On March 15, five members of the Senate Judicial Proceedings Committee prevented death penalty repeal from being debated on the floor of the Maryland Senate. Those five votes do not change the considered opposition to capital punishment of Maryland's religious communities.
Nor do those five Senate Committee votes change the reality that:
- Maryland justice is error-prone. Most capital sentences in Maryland are set aside because of problems with their prosecution, trial, and/or evidence. It would have been much cheaper to sentence these prisoners to life without parole in the first place.
- Maryland sometimes convicts the wrong person. Kirk Bloodsworth was convicted twice for a crime we now all know he didn't commit. Threatened with the death penalty, Anthony Gray falsely confessed to a rape and murder to which he had no part. Bernard Webster and Robert Griffin spent years in Maryland prisons for crimes that DNA evidence later showed they did not commit.
- Maryland capital justice is not color blind. Nothing can change the fact that the death penalty in Maryland surrenders any claim to be just. A 2003 University of Maryland study concluded that a death sentence in our state is much more likely when the defendant is black and the victim is white.
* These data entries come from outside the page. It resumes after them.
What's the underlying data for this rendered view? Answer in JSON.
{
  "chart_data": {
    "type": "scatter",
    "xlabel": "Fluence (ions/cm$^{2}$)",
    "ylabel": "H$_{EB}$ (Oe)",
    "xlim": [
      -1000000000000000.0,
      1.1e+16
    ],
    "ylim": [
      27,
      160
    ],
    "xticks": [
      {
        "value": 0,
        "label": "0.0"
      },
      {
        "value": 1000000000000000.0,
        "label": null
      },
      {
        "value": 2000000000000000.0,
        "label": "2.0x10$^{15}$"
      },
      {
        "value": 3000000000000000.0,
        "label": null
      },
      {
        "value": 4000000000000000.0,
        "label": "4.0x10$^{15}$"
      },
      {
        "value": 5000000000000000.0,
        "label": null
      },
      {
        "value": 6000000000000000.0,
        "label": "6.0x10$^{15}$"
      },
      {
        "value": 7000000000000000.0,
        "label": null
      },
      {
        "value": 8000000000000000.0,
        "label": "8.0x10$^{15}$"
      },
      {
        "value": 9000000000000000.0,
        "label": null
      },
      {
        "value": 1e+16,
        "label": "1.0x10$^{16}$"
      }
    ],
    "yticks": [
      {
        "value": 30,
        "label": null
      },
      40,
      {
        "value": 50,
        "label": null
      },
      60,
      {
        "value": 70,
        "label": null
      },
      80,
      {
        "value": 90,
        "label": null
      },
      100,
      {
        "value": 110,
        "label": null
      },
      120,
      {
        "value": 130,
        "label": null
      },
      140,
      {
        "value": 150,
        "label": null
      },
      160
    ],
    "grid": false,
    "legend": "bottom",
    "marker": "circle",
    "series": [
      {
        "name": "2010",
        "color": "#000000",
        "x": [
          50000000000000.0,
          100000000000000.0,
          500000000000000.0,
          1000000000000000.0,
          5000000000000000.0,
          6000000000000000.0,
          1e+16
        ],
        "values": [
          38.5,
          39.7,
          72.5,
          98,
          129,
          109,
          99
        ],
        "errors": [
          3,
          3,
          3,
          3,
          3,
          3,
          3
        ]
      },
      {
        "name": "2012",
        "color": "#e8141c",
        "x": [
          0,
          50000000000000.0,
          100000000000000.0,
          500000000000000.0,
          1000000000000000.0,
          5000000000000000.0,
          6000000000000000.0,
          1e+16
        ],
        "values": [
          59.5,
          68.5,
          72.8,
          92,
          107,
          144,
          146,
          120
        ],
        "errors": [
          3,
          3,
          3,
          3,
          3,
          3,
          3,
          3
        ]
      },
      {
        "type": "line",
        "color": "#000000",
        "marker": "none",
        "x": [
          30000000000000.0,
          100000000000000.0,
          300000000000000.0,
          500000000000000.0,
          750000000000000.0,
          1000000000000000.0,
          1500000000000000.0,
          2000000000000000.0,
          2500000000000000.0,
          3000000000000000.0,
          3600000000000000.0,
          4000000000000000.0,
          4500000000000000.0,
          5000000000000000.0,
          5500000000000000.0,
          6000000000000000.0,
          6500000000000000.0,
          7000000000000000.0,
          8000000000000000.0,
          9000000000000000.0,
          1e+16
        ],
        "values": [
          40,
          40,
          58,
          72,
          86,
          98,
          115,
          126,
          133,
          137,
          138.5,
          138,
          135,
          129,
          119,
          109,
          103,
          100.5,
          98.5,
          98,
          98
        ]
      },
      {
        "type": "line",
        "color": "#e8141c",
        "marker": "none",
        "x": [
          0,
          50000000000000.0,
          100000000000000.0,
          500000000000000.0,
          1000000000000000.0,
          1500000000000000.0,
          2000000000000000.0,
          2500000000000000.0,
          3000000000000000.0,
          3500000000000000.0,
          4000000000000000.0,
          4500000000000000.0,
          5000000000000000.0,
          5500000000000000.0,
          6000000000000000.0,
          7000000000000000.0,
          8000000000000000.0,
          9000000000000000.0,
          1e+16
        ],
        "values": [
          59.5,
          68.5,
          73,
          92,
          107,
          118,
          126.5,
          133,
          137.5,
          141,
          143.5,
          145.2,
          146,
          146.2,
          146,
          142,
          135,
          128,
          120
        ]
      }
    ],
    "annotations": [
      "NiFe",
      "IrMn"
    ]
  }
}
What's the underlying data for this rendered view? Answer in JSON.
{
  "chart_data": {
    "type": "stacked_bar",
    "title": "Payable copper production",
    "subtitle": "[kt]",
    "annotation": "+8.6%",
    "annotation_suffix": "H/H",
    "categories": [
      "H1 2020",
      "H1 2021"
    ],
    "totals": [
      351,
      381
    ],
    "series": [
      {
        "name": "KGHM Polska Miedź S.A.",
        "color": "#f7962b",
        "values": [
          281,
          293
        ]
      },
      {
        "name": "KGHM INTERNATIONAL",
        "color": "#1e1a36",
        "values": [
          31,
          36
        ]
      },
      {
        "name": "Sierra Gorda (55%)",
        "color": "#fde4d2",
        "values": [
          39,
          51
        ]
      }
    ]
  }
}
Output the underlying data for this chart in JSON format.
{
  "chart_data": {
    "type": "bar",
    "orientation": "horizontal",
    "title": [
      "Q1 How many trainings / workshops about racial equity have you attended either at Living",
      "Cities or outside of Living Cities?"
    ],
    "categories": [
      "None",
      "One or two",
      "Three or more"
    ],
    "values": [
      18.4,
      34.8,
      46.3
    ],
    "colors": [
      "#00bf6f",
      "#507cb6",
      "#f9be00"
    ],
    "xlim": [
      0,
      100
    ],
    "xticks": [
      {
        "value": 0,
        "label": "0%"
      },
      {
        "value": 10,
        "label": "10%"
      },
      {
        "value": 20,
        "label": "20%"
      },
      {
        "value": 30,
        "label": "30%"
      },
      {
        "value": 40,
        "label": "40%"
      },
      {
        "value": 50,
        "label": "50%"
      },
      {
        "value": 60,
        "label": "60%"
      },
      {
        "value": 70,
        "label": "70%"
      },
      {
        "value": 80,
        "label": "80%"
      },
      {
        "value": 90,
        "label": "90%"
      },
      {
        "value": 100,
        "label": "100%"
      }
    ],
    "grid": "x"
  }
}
Maryland doesn't need a death penalty. The death penalty doesn't make any of us safer and violent criminals can be locked up for life. In contrast, the recent closure of Maryland's oldest and most dangerous prison at Jessup is effective State action that will dramatically stem recent prisoner violence and make safer correctional staff, and ultimately the public.
The five Senate Committee votes don't even keep Maryland's death penalty active. Presently executions in Maryland are suspended because the protocols governing lethal injections are in violation of the State's Administrative Procedures Act.
We pray that it will take only one more session of the Maryland General Assembly for its supporters to realize what so many in Maryland already know: capital punishment is as broken as it is ineffective, and it can't be fixed. In a February 2007 survey, 61% of Maryland voters agreed that a sentence of life without parole was an acceptable substitute for the death penalty. Five Senate Committee votes don't change that majority sentiment.